Hindu milliyetçiliğini savunan ve idolojisini bunun üzerine oturtan BJP, 2014'te Başbakan Narendra Modi liderliğinde iktidara geldi. Parti, geçen mayıs ayındaki genel seçimlerde vekil sayısını daha da artırarak iktidarını korudu. Modi'nin seçim vaatleri arasında Cammu Keşmir'in özel statüsünün kaldırılması da yer alıyordu.
Eyalet, 31 Ekim 2019'da resmi olarak merkeze bağlı Cammu Keşmir ve Ladakh "Birlik Toprağı" statüsünde iki bölgeye ayrıldı.
Kararın ardından Hint güvenlik güçleri, Cammu Keşmir'de asayiş operasyonlarını ve halk üzerindeki baskıları yoğunlaştırdı. Sokağa çıkma yasağının yanı sıra internet, telefon ve ulaşım kısıtlamaları getirildi ve bölgedeki yerel partilerin yöneticileri ve üyeleri gözaltına alındı.
Geçen 6 aylık sürede gözaltında tutulanlar arasında bölgenin eski başbakanlarından Faruk Abdullah ile oğlu Ömer Abdullah ve Mehbuba Müfti'de bulunuyor.
Nükleer risk
Pakistan, 5 Ağustos'tan bu yana Cammu Keşmir'de olanlardan ötürü Hindistan ile olası savaşa karşı uyarıda bulunuyor.
Güney Asya'da barışın anahtarı, bugün güzelliğiyle ziyaret edenleri büyüleyen ve cennet vadi olarak anılan Keşmir'de 70 yılı aşkın süredir devam eden sorunun çözülmesine bağlı bulunuyor.
"Keşmir Dayanışma Günü"
Pakistan, 1989'da, 5 Şubat'ı, 73 yıldır çözüme kavuşturulamayan Keşmir sorununa dünya kamuoyunun dikkatini çekmek için "Keşmir Dayanışma Günü" ilan etmişti.

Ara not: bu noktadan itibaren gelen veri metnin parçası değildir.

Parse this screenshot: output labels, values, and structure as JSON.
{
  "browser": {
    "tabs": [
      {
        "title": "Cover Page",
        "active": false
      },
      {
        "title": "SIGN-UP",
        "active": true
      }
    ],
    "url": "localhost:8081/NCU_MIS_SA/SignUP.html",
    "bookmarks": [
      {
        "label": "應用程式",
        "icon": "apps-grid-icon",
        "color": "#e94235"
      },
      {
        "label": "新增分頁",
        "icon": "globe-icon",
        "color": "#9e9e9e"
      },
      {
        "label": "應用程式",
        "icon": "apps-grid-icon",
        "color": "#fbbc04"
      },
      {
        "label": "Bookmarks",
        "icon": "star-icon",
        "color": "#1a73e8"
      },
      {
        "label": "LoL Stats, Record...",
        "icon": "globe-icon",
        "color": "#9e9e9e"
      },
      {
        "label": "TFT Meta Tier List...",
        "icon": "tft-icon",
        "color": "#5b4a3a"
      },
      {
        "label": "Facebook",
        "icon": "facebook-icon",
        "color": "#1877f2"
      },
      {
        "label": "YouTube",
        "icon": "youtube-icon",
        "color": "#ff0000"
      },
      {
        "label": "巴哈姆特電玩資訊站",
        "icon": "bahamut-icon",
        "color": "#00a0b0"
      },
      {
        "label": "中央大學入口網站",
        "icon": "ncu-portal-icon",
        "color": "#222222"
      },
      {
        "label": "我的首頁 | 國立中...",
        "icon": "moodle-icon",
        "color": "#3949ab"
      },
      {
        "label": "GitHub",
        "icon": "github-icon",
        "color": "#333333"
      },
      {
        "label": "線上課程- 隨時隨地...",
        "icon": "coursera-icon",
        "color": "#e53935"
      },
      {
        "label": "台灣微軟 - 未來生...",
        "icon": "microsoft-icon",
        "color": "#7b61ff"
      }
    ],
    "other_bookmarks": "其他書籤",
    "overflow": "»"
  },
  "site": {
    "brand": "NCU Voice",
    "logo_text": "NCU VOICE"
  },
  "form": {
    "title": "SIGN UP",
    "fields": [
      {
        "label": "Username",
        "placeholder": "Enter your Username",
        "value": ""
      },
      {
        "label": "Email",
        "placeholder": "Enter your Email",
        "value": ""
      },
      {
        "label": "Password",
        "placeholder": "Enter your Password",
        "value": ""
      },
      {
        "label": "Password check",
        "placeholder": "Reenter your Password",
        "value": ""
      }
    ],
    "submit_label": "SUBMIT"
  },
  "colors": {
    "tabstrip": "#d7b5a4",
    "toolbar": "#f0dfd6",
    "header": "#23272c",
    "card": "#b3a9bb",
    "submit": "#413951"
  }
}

Keşmir Dayanışma Günü ile, Cammu Keşmir'de Hint yönetimi altında bulunan Keşmir halkıyla dayanışma gösterilmesi, kendi kaderlerini tayin etme hakkı için verdikleri mücadelenin desteklenmesi ve bölgedeki çatışmalarda hayatını kaybeden direnişçi ve sivillerin anılması hedefleniyor.